What is the liability of a covered entity in responding to an individual’s access request to send the individual’s PHI to a third party?
This guidance remains in effect only to the extent that it is consistent with the court’s order in Ciox Health, LLC v. Azar, No. 18-cv-0040 (D.D.C. January 23, 2020), which may be found at https://ecf.dcd.uscourts.gov/cgi-bin/show_public_doc?2018cv0040-51. More information about the order is available at https://www.hhs.gov/hipaa/court-order-right-of-access/index.html. Any provision within this guidance that has been vacated by the Ciox Health decision is rescinded.
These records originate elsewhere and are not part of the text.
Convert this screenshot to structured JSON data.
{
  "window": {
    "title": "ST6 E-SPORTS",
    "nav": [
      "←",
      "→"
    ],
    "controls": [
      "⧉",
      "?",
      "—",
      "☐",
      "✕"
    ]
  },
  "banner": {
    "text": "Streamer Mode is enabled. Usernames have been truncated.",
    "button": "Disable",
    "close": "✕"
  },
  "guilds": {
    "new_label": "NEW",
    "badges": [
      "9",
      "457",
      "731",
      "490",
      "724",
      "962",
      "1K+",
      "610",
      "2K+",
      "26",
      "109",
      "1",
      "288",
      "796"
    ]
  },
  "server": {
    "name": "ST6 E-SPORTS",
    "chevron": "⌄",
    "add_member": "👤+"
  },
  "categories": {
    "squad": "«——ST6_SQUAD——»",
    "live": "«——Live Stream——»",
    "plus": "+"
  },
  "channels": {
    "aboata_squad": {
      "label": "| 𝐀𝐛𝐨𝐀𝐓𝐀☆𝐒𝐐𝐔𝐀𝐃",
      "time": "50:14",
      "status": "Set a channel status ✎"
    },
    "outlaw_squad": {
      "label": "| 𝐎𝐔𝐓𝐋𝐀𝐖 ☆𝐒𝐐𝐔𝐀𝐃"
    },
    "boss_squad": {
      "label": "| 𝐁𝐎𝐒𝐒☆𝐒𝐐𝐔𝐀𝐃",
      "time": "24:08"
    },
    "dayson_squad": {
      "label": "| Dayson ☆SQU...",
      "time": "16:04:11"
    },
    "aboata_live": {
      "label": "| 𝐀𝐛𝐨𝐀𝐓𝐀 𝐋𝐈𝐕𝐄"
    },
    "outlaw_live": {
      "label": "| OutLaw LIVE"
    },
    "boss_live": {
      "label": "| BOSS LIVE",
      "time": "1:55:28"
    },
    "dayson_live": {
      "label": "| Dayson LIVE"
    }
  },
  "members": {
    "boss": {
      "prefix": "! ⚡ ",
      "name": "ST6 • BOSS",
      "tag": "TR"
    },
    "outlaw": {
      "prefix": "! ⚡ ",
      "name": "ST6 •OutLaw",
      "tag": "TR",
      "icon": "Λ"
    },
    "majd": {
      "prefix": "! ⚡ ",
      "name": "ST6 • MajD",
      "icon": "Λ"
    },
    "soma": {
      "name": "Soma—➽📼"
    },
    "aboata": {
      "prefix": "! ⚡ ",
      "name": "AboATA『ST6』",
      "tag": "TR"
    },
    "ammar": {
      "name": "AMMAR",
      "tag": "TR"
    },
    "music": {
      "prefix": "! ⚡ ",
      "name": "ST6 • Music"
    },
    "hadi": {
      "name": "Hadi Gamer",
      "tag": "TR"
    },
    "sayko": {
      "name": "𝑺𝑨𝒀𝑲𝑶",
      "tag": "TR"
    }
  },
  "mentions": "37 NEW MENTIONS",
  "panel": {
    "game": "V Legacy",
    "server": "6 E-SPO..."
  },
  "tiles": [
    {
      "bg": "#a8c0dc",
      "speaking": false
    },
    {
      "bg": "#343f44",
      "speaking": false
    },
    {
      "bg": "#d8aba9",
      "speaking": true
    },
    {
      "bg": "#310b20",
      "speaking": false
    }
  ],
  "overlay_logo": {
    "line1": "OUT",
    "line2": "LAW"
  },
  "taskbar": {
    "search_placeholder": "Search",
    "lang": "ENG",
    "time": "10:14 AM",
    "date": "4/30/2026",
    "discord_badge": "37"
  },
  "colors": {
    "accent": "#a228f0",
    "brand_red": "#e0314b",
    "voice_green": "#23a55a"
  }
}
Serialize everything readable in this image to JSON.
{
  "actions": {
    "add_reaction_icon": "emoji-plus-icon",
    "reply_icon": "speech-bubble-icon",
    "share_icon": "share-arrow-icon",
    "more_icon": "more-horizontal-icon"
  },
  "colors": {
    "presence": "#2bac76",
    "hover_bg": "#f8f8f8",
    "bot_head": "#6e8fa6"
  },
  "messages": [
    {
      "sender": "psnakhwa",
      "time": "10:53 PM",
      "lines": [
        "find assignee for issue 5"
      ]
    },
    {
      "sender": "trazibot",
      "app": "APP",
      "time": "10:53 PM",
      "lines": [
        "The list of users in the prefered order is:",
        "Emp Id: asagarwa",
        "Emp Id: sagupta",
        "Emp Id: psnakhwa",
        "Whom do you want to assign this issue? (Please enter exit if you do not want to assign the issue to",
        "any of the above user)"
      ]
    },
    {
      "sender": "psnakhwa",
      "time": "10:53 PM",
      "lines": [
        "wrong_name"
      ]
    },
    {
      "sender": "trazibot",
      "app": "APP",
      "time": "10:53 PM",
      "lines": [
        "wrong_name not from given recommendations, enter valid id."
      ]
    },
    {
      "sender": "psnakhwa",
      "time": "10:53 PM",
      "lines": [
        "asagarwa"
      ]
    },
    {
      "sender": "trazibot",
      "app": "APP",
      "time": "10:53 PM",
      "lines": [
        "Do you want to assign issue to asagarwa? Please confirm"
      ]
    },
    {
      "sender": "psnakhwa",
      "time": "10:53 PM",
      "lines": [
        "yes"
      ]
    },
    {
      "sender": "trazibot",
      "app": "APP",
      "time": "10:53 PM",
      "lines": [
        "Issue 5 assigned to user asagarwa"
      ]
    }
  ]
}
Covered entities may rely on the information provided in writing by the individual about the identity of the designated person and where to send the PHI for purposes of verification of the designated third party as an authorized recipient. However, covered entities must implement reasonable safeguards in otherwise carrying out the request, such as taking reasonable steps to verify the identity of the individual making the access request and to enter the correct information into the covered entity’s system. For example, while a covered entity is not required to confirm that the individual provided the correct e-mail address of the third party, the covered entity is required to have reasonable procedures to ensure that it correctly enters the provided e-mail address into the covered entity’s system.
In addition, except in the limited circumstance described below, covered entities must safeguard the information in transit, and are responsible for breach notification and may be liable for impermissible disclosures of PHI that occur in transit. The only exception arises when an individual has requested that the PHI be sent to the third party by unencrypted e-mail or in another unsecure manner, which the individual has a right to request. As long as the individual was warned of and accepted the security risks to the PHI associated with the unsecure transmission, the covered entity is not responsible for breach notification or liable for disclosures that occur in transit.
Further, the covered entity is not liable for what happens to the PHI once the designated third party receives the information as directed by the individual in the access request.